July 12, 2013, the Judicial Board for Criminal Cases of the Supreme Court of the Republic of Belarus considered the cassation complaint of R. Yazepchuk and left the verdict of the Mahilioŭ Regional Court unchanged.
The President of Belarus rejected the petition for clemency.
The public was informed about the execution in May 2014. It is assumed that Ryhor Yazepchuk was executed together with Pavel Sialiun, whose execution was reported on April 18, 2014.
No communication was filed to the Human Rights Committee, because defense lawyers had no access to R. Yazepchuk and the authorities concealed even his name for a long time.
July 4, the corpse of the 22-year-old prisoner Ihar Khadakou, strangled with a scarf, was found in a cell of prison №4 in Mahilioŭ. Ryhor Yazepchuk and Pavel Petrakou were held in the same cell with him.
According to the investigators, Ryhor Yazepchuk offered I. Khadakou to play dominoes "for life" – i.e. the winner would kill the loser. Having won, Yuzepchuk allegedly agreed with Petrakou when they would kill Khadakou.
The court found the both men guilty. R. Yazepchuk was convicted under paragraphs 15 and 16 of part 2 of Art. 139 (murder, committed by a group of persons, by a person who has previously committed murder).
Significant violations during the investigation and the circumstances of the case that weren't considered by the court and/or influenced the verdict
- For a long time the public did not know even the name of the suspect in the murder. The case
was considered in the Mahilioŭ remand prison behind the closed doors.
- The official version of the murder was announced in the TV program "Secrets of the Investigation" on the national TV channel "Belarus-1" on June 1, 2013. As it became known from the program, both cell-mates of R. Yazepchuk had a “low social status”: it was directly stated that they were in an intimate relationship with each other. According to the informal prison rules, the persons who are placed in a cell with such people also get the low social status unless they get out of the cell by any means – self-mutilation, attack on the convoy or even killing an inmate. These rules are well-known to the prison administration, that's why convicts with a low social status are held separately. The question why R. Yazepchuk, who didn't have such a status, was placed in such a cell remains open.

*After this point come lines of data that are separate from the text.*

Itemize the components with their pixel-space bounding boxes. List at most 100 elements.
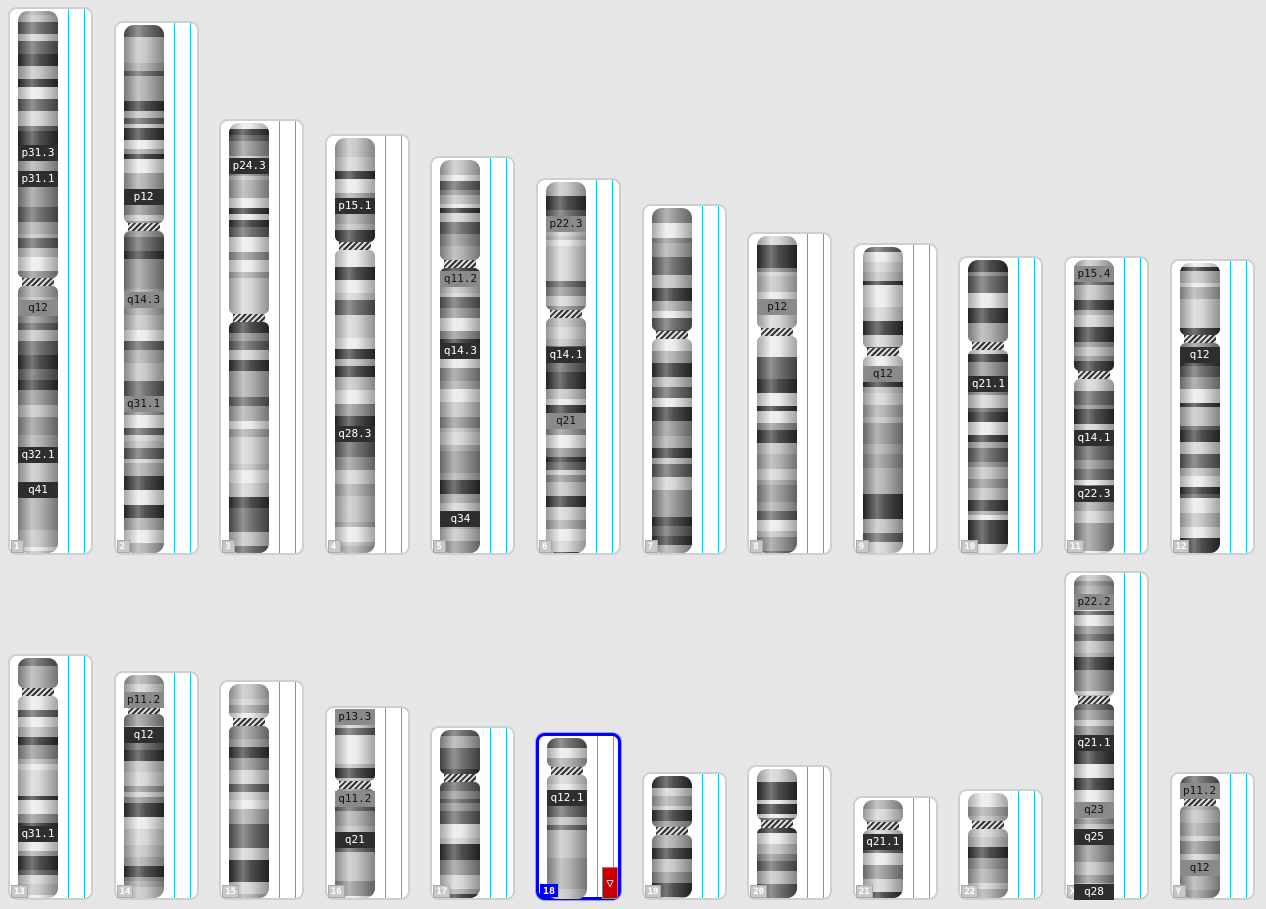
cytoband[interactable] (547, 758, 587, 767)
cytoband[interactable] (123, 91, 164, 95)
chromosome-number[interactable]: 9 (855, 540, 869, 553)
cytoband[interactable] (440, 445, 481, 451)
cytoband[interactable] (757, 292, 798, 299)
cytoband[interactable] (334, 349, 375, 353)
cytoband[interactable] (757, 379, 798, 393)
chromosome-arm[interactable] (651, 776, 692, 827)
cytoband[interactable] (334, 138, 375, 146)
cytoband[interactable] (229, 788, 270, 792)
cytoband[interactable] (440, 246, 481, 257)
cytoband[interactable] (334, 353, 375, 359)
cytoband[interactable] (229, 497, 270, 508)
cytoband[interactable] (123, 118, 164, 124)
cytoband[interactable] (651, 517, 692, 526)
cytoband[interactable] (123, 350, 164, 363)
cytoband[interactable] (334, 542, 375, 546)
chromosome-arm[interactable] (862, 356, 903, 553)
cytoband[interactable] (546, 462, 586, 470)
cytoband[interactable] (651, 883, 692, 897)
cytoband[interactable] (862, 417, 903, 423)
cytoband[interactable] (1074, 444, 1114, 452)
cytoband[interactable] (1074, 657, 1114, 670)
cytoband[interactable] (18, 198, 58, 207)
cytoband[interactable] (546, 236, 586, 240)
cytoband[interactable] (651, 330, 692, 331)
cytoband[interactable] (123, 684, 164, 695)
cytoband[interactable] (547, 889, 587, 898)
band-label[interactable]: q41 (18, 482, 58, 498)
cytoband[interactable] (1074, 824, 1114, 828)
cytoband[interactable] (123, 159, 164, 173)
cytoband[interactable] (968, 260, 1009, 272)
cytoband[interactable] (440, 791, 481, 799)
cytoband[interactable] (651, 238, 692, 243)
cytoband[interactable] (229, 260, 270, 264)
cytoband[interactable] (968, 837, 1009, 847)
chromosome-panel-6[interactable]: p22.3 q14.1 q21 6 (536, 178, 621, 555)
cytoband[interactable] (547, 898, 587, 899)
chromosome-panel-X[interactable]: p22.2 q21.1 q23 q25 q28 X (1064, 571, 1149, 900)
cytoband[interactable] (229, 726, 270, 739)
cytoband[interactable] (1074, 551, 1114, 553)
chromosome-panel-3[interactable]: p24.3 3 (219, 119, 305, 555)
cytoband[interactable] (440, 769, 481, 774)
cytoband[interactable] (440, 234, 481, 246)
cytoband[interactable] (862, 454, 903, 468)
cytoband[interactable] (229, 129, 270, 135)
cytoband[interactable] (229, 406, 270, 421)
cytoband[interactable] (440, 473, 481, 480)
chromosome-panel-10[interactable]: q21.1 10 (958, 256, 1044, 555)
cytoband[interactable] (123, 25, 164, 37)
cytoband[interactable] (1074, 611, 1114, 615)
cytoband[interactable] (229, 214, 270, 220)
chromosome-arm[interactable] (1179, 343, 1220, 553)
cytoband[interactable] (546, 443, 586, 448)
cytoband[interactable] (546, 541, 586, 552)
cytoband[interactable] (334, 315, 375, 326)
cytoband[interactable] (229, 227, 270, 237)
chromosome-number[interactable]: 1 (11, 540, 24, 553)
cytoband[interactable] (547, 775, 587, 784)
cytoband[interactable] (229, 180, 270, 193)
cytoband[interactable] (862, 433, 903, 444)
cytoband[interactable] (968, 511, 1009, 515)
cytoband[interactable] (1179, 876, 1220, 890)
chromosome-arm[interactable] (18, 11, 58, 278)
chromosome-number[interactable]: 10 (961, 540, 979, 553)
cytoband[interactable] (18, 286, 58, 297)
cytoband[interactable] (123, 231, 164, 237)
chromosome-arm[interactable] (229, 684, 270, 718)
cytoband[interactable] (123, 221, 164, 223)
cytoband[interactable] (440, 339, 481, 345)
cytoband[interactable] (440, 889, 481, 894)
cytoband[interactable] (18, 875, 58, 884)
cytoband[interactable] (757, 884, 798, 898)
band-label[interactable]: q32.1 (18, 447, 58, 463)
cytoband[interactable] (229, 220, 270, 227)
cytoband[interactable] (546, 256, 586, 267)
cytoband[interactable] (334, 768, 375, 778)
cytoband[interactable] (1074, 342, 1114, 347)
cytoband[interactable] (18, 248, 58, 257)
cytoband[interactable] (1179, 806, 1220, 810)
cytoband[interactable] (651, 495, 692, 506)
chromosome-panel-5[interactable]: q11.2 q14.3 q34 5 (430, 156, 516, 555)
cytoband[interactable] (1179, 527, 1220, 538)
cytoband[interactable] (757, 272, 798, 276)
cytoband[interactable] (18, 696, 58, 710)
cytoband[interactable] (651, 464, 692, 473)
cytoband[interactable] (123, 76, 164, 80)
down-triangle-icon[interactable]: ▽ (602, 867, 618, 899)
cytoband[interactable] (440, 160, 481, 175)
cytoband[interactable] (862, 830, 903, 835)
chromosome-number[interactable]: 20 (750, 885, 768, 898)
cytoband[interactable] (229, 237, 270, 252)
cytoband[interactable] (334, 157, 375, 171)
cytoband[interactable] (334, 778, 375, 781)
cytoband[interactable] (546, 487, 586, 496)
cytoband[interactable] (229, 193, 270, 198)
cytoband[interactable] (440, 541, 481, 553)
cytoband[interactable] (123, 415, 164, 428)
chromosome-arm[interactable] (1179, 806, 1220, 898)
cytoband[interactable] (1074, 356, 1114, 361)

- The very fact of the "domino game" raises doubts, because the prison rules prohibit even sitting at the same table or talking to prisoners with the low social status.
- At the time of the murder the peephole in the cell was taped with a newspaper. However, the guards didn't hurry to open the cell, but only twice asked the inmates to remove the newspaper. The MIA Corrections Department didn't report about the punishment of any members of the prison administration for admitting the murder.